Since $f_n$ is an $\varepsilon_n$-isometry, for all $k \in \mathbb{Z} / N \mathbb{Z}$,

$$d(x_{n, k}, x_{n, k+1}) \leq 2 \varepsilon_n + \frac{2\pi}{N}.$$

But $X_n$ is a length space, so we can find a curve of length at most $2 \varepsilon_n + 2\pi/N$ between those two points. By concatenating all these $N$ curves, we get a map $g_n : \ \mathbb{S}_1 \to X_n$ such that $g_n (x_{n,k}) = e^{2\pi i \frac{k}{N}}$ for all $k$. In addition, let $x$, $y$ be in $\mathbb{S}_1$. Let $e^{2\pi i \frac{k}{N}}$ and $e^{2\pi i \frac{k'}{N}}$ be one of the closest element of $\mathbb{U}_N$ for $x$ and $y$ respectively. Then:

$$|d(g_n(x), g_n(y)) - d(x,y)| \leq d(g_n(x), x_{n, k})+d(x_{n, k'}, g_n(y)) + |d(x_{n, k}, x_{n, k'}) - d(x,y)|$$

$$|d(g_n(x), g_n(y)) - d(x,y)| \leq 4 \varepsilon_n + \frac{4\pi}{N} + |d(x_{n, k}, x_{n, k'}) - d(x,y)|,$$

and:

$$|d(x_{n, k}, x_{n, k'}) - d(x,y)| \leq d(x, e^{2\pi i \frac{k}{N}}) + d( e^{2\pi i \frac{k'}{N}}, y) + | d(x_{n, k}, x_{n, k'}) - d(e^{2\pi i \frac{k}{N}},e^{2\pi i \frac{k'}{N}})|$$

$$|d(x_{n, k}, x_{n, k'}) - d(x,y)| \leq \frac{2 \pi}{N} + | d(x_{n, k}, x_{n, k'}) - d(f_n(x_{n, k}),f_n(x_{n, k'}))|$$

$$|d(x_{n, k}, x_{n, k'}) - d(x,y)| \leq \frac{2 \pi}{N} + \varepsilon_n.$$

Hence, $g_n$ is a $5 \varepsilon_n + 6\pi/N$-isometry onto its image. This is the quasi-lift we wanted to construct.

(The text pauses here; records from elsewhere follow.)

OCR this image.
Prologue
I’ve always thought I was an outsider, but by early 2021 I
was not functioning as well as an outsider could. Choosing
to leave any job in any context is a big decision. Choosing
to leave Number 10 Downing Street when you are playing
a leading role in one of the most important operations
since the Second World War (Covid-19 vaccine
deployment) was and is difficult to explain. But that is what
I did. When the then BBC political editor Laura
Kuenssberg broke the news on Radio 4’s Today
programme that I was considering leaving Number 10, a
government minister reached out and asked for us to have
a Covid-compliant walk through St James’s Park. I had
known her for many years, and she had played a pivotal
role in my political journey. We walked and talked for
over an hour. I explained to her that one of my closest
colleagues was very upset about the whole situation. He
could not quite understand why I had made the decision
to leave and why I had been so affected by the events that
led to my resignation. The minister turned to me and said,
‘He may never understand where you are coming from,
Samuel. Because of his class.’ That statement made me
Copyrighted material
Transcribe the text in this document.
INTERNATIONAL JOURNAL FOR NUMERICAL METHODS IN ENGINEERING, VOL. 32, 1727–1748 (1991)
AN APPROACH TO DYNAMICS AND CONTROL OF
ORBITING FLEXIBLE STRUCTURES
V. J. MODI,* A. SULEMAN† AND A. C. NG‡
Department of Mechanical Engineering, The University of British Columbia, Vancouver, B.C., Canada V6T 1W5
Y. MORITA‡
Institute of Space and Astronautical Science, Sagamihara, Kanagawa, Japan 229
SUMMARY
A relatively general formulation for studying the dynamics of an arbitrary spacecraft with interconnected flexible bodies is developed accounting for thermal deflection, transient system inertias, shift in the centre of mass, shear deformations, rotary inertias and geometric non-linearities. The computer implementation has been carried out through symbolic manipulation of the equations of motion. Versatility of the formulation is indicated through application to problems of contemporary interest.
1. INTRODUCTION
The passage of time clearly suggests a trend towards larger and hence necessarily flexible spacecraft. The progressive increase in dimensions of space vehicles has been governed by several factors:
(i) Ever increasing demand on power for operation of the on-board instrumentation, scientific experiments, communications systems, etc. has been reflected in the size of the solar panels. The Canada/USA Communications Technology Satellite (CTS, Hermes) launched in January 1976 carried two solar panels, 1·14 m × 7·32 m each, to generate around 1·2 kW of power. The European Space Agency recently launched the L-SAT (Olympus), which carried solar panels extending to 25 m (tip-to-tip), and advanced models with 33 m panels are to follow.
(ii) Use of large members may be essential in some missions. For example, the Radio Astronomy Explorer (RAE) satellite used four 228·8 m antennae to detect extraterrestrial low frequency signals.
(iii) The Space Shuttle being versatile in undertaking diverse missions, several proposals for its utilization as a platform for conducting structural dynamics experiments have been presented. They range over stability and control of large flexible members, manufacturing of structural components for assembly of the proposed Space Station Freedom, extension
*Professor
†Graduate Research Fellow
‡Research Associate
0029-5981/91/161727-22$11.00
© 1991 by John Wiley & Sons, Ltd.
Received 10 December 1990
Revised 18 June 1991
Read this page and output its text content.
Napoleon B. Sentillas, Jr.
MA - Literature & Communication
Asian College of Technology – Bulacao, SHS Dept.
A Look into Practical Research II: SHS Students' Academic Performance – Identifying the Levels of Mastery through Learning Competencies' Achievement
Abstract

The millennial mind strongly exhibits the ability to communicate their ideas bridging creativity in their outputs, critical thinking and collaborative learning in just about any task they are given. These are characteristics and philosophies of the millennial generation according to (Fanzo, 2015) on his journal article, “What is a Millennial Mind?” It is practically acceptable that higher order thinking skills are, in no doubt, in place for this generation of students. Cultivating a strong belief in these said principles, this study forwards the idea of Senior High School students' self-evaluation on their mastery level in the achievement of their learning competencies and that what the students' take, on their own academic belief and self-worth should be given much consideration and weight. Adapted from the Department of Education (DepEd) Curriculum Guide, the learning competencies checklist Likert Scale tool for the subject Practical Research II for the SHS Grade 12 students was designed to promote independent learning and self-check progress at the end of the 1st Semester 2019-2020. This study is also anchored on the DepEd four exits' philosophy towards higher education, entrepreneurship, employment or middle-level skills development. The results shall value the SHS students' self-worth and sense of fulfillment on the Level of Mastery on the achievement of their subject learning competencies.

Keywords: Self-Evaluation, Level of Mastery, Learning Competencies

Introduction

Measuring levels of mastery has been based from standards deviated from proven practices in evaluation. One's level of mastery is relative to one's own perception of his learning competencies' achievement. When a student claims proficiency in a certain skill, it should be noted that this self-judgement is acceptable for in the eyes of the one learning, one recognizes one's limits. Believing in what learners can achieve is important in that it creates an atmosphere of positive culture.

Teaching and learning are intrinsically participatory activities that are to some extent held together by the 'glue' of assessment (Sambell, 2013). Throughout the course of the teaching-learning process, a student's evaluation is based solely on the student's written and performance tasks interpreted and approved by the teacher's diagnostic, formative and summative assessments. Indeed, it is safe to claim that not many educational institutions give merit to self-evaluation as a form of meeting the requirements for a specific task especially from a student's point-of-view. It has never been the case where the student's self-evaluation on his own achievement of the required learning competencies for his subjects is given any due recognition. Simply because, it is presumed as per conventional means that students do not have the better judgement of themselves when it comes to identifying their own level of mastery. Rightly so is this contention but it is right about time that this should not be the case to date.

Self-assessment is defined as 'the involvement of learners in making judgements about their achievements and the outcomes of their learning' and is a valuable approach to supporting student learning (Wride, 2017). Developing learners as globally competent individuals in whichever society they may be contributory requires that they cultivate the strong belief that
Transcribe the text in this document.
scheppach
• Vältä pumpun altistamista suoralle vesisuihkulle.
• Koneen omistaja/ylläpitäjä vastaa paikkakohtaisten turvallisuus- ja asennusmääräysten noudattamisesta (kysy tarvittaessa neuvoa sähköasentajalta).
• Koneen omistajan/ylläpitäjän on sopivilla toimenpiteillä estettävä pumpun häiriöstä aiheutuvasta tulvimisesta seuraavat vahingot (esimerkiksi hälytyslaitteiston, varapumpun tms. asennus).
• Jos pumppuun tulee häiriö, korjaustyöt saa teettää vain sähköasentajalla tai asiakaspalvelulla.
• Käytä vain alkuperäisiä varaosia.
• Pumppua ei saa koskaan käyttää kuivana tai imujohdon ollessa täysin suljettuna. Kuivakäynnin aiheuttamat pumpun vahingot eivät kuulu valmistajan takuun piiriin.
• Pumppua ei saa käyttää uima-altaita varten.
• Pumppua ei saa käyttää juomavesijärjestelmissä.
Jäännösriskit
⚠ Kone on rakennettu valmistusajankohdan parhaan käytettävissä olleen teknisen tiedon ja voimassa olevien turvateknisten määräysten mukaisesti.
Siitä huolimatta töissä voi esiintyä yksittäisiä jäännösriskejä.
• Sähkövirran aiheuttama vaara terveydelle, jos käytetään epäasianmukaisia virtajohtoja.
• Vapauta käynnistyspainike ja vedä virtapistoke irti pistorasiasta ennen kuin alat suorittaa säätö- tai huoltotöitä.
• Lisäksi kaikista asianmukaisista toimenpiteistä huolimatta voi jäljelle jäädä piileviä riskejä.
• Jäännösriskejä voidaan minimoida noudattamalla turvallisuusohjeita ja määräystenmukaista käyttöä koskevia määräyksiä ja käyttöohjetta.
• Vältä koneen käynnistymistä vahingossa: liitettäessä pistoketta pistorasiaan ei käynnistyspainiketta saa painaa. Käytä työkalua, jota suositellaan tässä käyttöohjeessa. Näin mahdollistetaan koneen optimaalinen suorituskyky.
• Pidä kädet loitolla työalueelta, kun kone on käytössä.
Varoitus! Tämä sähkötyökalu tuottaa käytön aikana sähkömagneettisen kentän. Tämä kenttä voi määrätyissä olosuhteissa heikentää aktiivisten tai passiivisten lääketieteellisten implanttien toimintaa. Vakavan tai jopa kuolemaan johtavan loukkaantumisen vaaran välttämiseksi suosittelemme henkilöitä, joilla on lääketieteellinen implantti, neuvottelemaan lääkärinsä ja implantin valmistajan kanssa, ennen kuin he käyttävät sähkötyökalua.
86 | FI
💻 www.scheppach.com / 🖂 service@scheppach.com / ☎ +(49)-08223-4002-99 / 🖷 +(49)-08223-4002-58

Let $\delta \in (0, 1/3)$. For all large enough $n$, I can find $N$ such that $g_n$ is a $\delta$-isometry onto its image and $f_n$ is a $\delta$-isometry, and $2\pi/n < \delta$. Then, $f_n \circ g_n$ is a $2\delta$-isometry from $\mathbb{S}_1$ to itself. Since $f_n \circ g_n$ maps $\mathbb{U}_N$ to itself,

$$\|f_n\circ g_n - id \|_{\infty} \leq 3 \delta < 1.$$

But if two maps from $\mathbb{S}_1$ to itself are at (supremum) distance strictly less than $1$, then they have the same index. Hence, $f_n\circ g_n$ has index one, and thus is not contractible.

If $(g_{n, t})_{t \in [0,1]}$ were a contraction of $g_n$ to a point in $X_n$, then $(f_n \circ g_{n, t})_{t \in [0,1]}$ would be a contraction from $f_n \circ g_n$ to a point in $\mathbb{S}_1$, which contradicts the non-triviality of the loop $f_n\circ g_n$.